In your case, the Product Manager either doesn't have the ability to understand how user and business come together or there's undue pressure to simply accept the Exec team's orders without modification. That's a very bad situation that will lead to failure.
Filling the gap
Before you throw in the towel, try to do the Product Manager's job. Reframe your priorities based on how they'll change your position in the market and provide real returns. Compare the current features to user expectations and how user frustration or lack of usability will cost your users, drive product abandonment, and negatively impact MRR (monthly recurring revenue).
Product decision making framework
I don't remember where I found this, but I've been using it for years and it's an incredibly helpful way to get everyone to understand priorities ...
If you can get the product strategy correctly defined (which may be difficult in your case), the revenue calculation is your next biggest deciding factor. That's hard to estimate and it will certainly be a team effort. You might have to do the legwork to do market research, talk with other department heads (Sales and Ops come to mind), and chat with actual decision makers on the client end. It may not be your job, but it's good experience in the end and it may just save your company's product from impending doom.

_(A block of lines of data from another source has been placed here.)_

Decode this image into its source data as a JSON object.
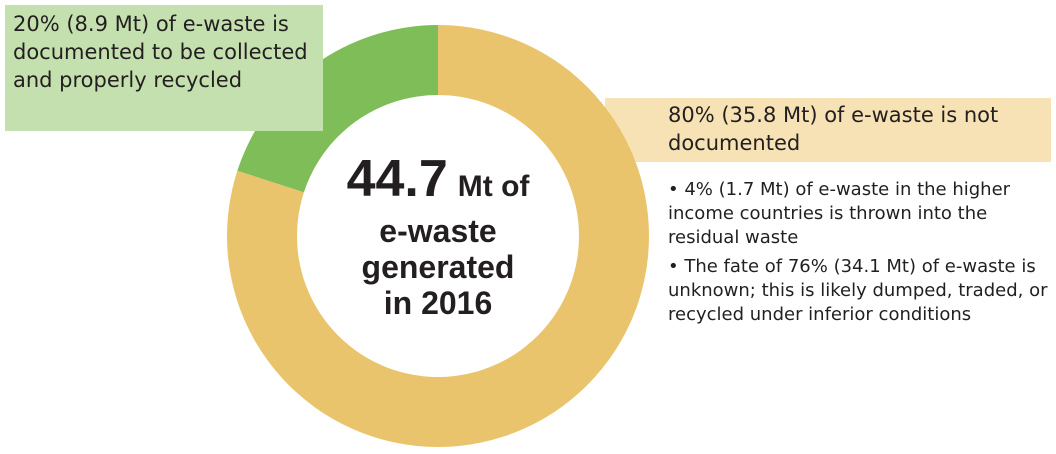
{
  "chart_data": {
    "type": "donut",
    "categories": [
      "20% (8.9 Mt) of e-waste is documented to be collected and properly recycled",
      "80% (35.8 Mt) of e-waste is not documented"
    ],
    "values": [
      20,
      80
    ],
    "colors": [
      "#7fbd58",
      "#eac46c"
    ],
    "center": {
      "total": 44.7,
      "lines": [
        "Mt of",
        "e-waste",
        "generated",
        "in 2016"
      ]
    },
    "notes": [
      "4% (1.7 Mt) of e-waste in the higher income countries is thrown into the residual waste",
      "The fate of 76% (34.1 Mt) of e-waste is unknown; this is likely dumped, traded, or recycled under inferior conditions"
    ]
  }
}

Sidebar on the state of your software
If your product doesn't "know actually when a message have been read and by who" and will require "a lot of time to do" I'd venture a guess that it's ready to be rewritten. There's also a good chance you need a new engineering team, or at least a new leader to make that evaluation. Those are tough calls to make, but I've seen a lot of products fail because they were afraid to accept that reality.
Does the Kano model apply?
SPavel references the Kano model's view on satisfaction gains across the three basic feature types: basic, performer, and exciter/delighter. Kano tells us latter two will give you the biggest satisfaction gains, which is often true. Your organization is (knowingly or not) applying this theory. However, the Kano model assumes you already have the minimum requirements in place and your product provides the necessary features of basic usability and function. Application of the Kano model to defend avoiding the basics is gross misunderstanding.
IOW, Kano applies, but not like your organization thinks it does.
Reality check 💔 😬
I think that's all great stuff and it would be smart of you to make the effort. On the other hand, it's incredibly optimistic to think the organization is going to be transformed when you show them the light.
While you're trying to change the world, also start looking for a new job. Changing jobs is often hard, unpleasant, and rarely solves all your problems. But it's not smart to keep sailing on a sinking boat either (read Joseph Conrad's Youth sometime).